Penny Stocks are stocks that trade at a low price and have a low market capitalisation. Penny stocks are also popularly known as nano-cap stocks, micro-cap stocks, and small-cap stocks, depending on the company’s market capitalisation. Market capitalisation is calculated by multiplying market price of a share by outstanding shares of a company.
Investing in penny stock can give huge returns in a small amount of time but at the same time, the investor may lose the entire capital in an equally short period because of its high risk high return characteristic. Therefore, it is important to choose penny stocks with great caution and after studying the fundamental aspects of the issuing company.
Low Pricing: Penny stocks generally trade below Rs10 in India. So the investor can purchase a substantial quantity of stock units with a small amount of investment.
Low Volume less liquidity: Several Penny stocks generally trade at low volume means if an investor wants to sell and come out of the investment, there might not be any buyers. This means the stocks are generally illiquid.
Wide bid-ask spread: The bid-ask spread is very high in penny stocks that make it very difficult to sell one’s shares at the desired price.
High Risk High Return: These stocks provide much higher returns compared to other forms of securities. As such shares are issued by small and micro-cap companies, they have huge growth potential. Consequently, penny stocks are risky, given its intensity of response to market fluctuations.
Unpredictable Pricing: Penny stocks sometimes might not attract adequate pricing during the sale. It might result in a low profit or a loss-making investment. Similarly, these stocks could also attract a price significantly higher than the buying price; therefore, resulting in a magnificent profit.
Risk associated with Investing in Penny Stocks
Lack of information: The market information of these companies is not easily available as compared to big companies. Information related to management, financials, history and future plans needs to be known before deciding whether to invest in the company or not. The lack of such information makes it more difficult to select penny stocks for investing. Therefore, they are considered to be riskier than other forms of investment.
Higher Chances of Scams: As the penny stocks generally trade at a very low price and volumes. It usually becomes easy to bring about changes in their prices very quickly and relatively with a small amount of capital. Historically, there have been pump and dump scams where some people have manipulated to increase the prices of stocks. When the bubble burst, many investors have got their hands burnt. The only ones to make profit out of them are those who buy stocks at a very low price and decides to exit at high peak prices.

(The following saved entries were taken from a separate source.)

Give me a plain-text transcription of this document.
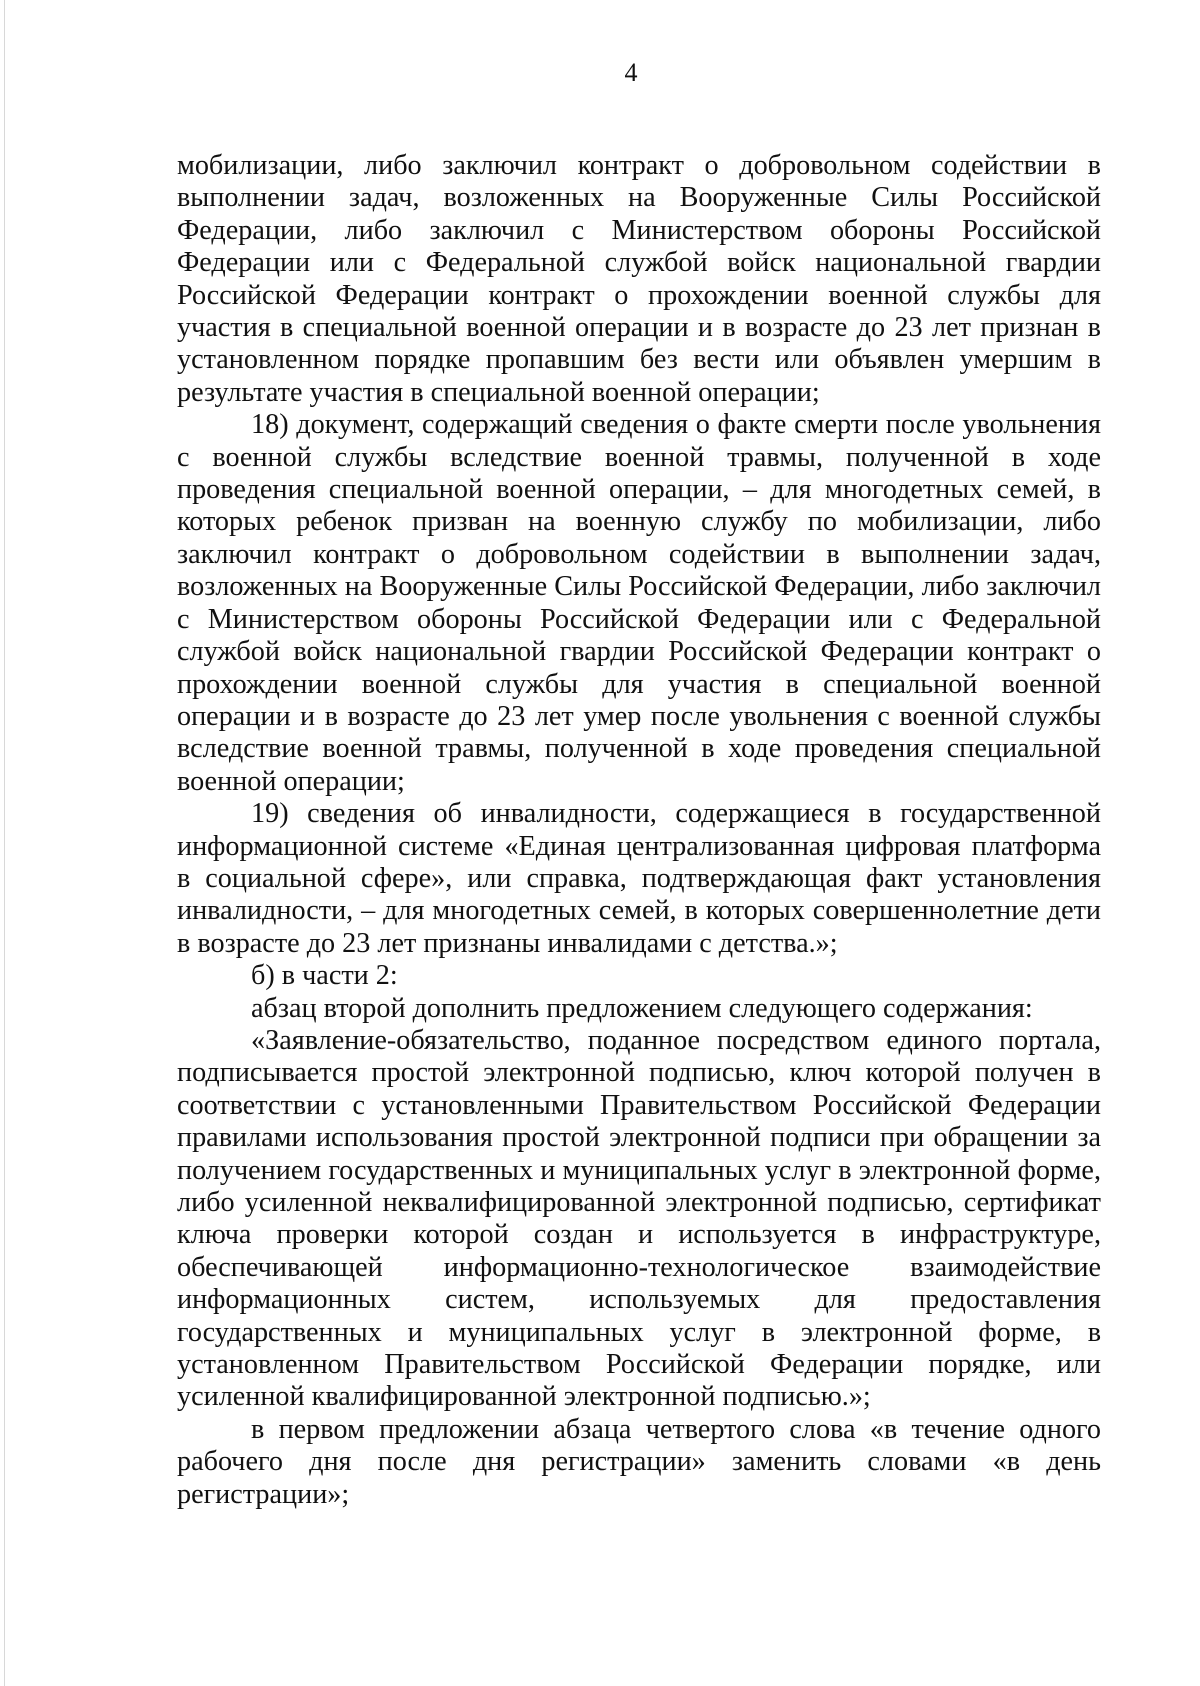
4

мобилизации, либо заключил контракт о добровольном содействии в выполнении задач, возложенных на Вооруженные Силы Российской Федерации, либо заключил с Министерством обороны Российской Федерации или с Федеральной службой войск национальной гвардии Российской Федерации контракт о прохождении военной службы для участия в специальной военной операции и в возрасте до 23 лет признан в установленном порядке пропавшим без вести или объявлен умершим в результате участия в специальной военной операции;

18) документ, содержащий сведения о факте смерти после увольнения с военной службы вследствие военной травмы, полученной в ходе проведения специальной военной операции, – для многодетных семей, в которых ребенок призван на военную службу по мобилизации, либо заключил контракт о добровольном содействии в выполнении задач, возложенных на Вооруженные Силы Российской Федерации, либо заключил с Министерством обороны Российской Федерации или с Федеральной службой войск национальной гвардии Российской Федерации контракт о прохождении военной службы для участия в специальной военной операции и в возрасте до 23 лет умер после увольнения с военной службы вследствие военной травмы, полученной в ходе проведения специальной военной операции;

19) сведения об инвалидности, содержащиеся в государственной информационной системе «Единая централизованная цифровая платформа в социальной сфере», или справка, подтверждающая факт установления инвалидности, – для многодетных семей, в которых совершеннолетние дети в возрасте до 23 лет признаны инвалидами с детства.»;

б) в части 2:

абзац второй дополнить предложением следующего содержания:

«Заявление-обязательство, поданное посредством единого портала, подписывается простой электронной подписью, ключ которой получен в соответствии с установленными Правительством Российской Федерации правилами использования простой электронной подписи при обращении за получением государственных и муниципальных услуг в электронной форме, либо усиленной неквалифицированной электронной подписью, сертификат ключа проверки которой создан и используется в инфраструктуре, обеспечивающей информационно-технологическое взаимодействие информационных систем, используемых для предоставления государственных и муниципальных услуг в электронной форме, в установленном Правительством Российской Федерации порядке, или усиленной квалифицированной электронной подписью.»;

в первом предложении абзаца четвертого слова «в течение одного рабочего дня после дня регистрации» заменить словами «в день регистрации»;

Mistakes to avoid while investing in penny stocks
Keep all your eggs in the same basket: As the risk associated with these kinds of stocks is huge, it is always advisable to diversify one’s investments among carefully researched stocks. This is important to protect the invested capital.
Not selling at correct time: Timing plays an important role while investing in penny stocks. Once the stock is showing good returns, the investor should book profit at that time rather than waiting for a longer time and end up losing the already made profits.
Lack of Research: One should do complete research about the companies issuing penny stocks with respect to companies’ financials, companies’ history, liquidity and volumes of stocks trading in the stock market.
Is it worth investing in penny stocks?
Penny stocks seem to be attractive as the stocks are available at very low prices. The stocks can generate fantastic returns but at the same time, the investment involves high risk. A penny stock can make you rich but it can also result in heavy losses. So, before investing money in penny stocks, the person should research the company and understand its fundamentals.
Rules to follow While Investing in Penny Stocks:
Here, are some of the rules to follow while investing in penny stocks
Avoid investing a huge amount in penny stocks. It is recommended not to invest more than 10% of the total equity portfolio in penny stocks.
The principle of diversification will not work here. Instead of picking up many penny stocks, invest only in 2-3 scripts. Spreading your money across a basket of low-priced stocks will not let earn a meaningful return.
Investing in these stocks should be treated as a short-term strategy, not a long-term strategy. If the stock sees a sharp rise, consider it as a time to exit or at least book partial profits.
Suppose, if invested in a penny stock at Rs 4 and it is now trading at Rs 2, don’t try to average out the purchase by buying more of it. It is likely that you may end up digging a bigger hole for yourself and lose more money.
Disclaimer: The above report is compiled from information available on public platforms. These are not buy or sell recommendations.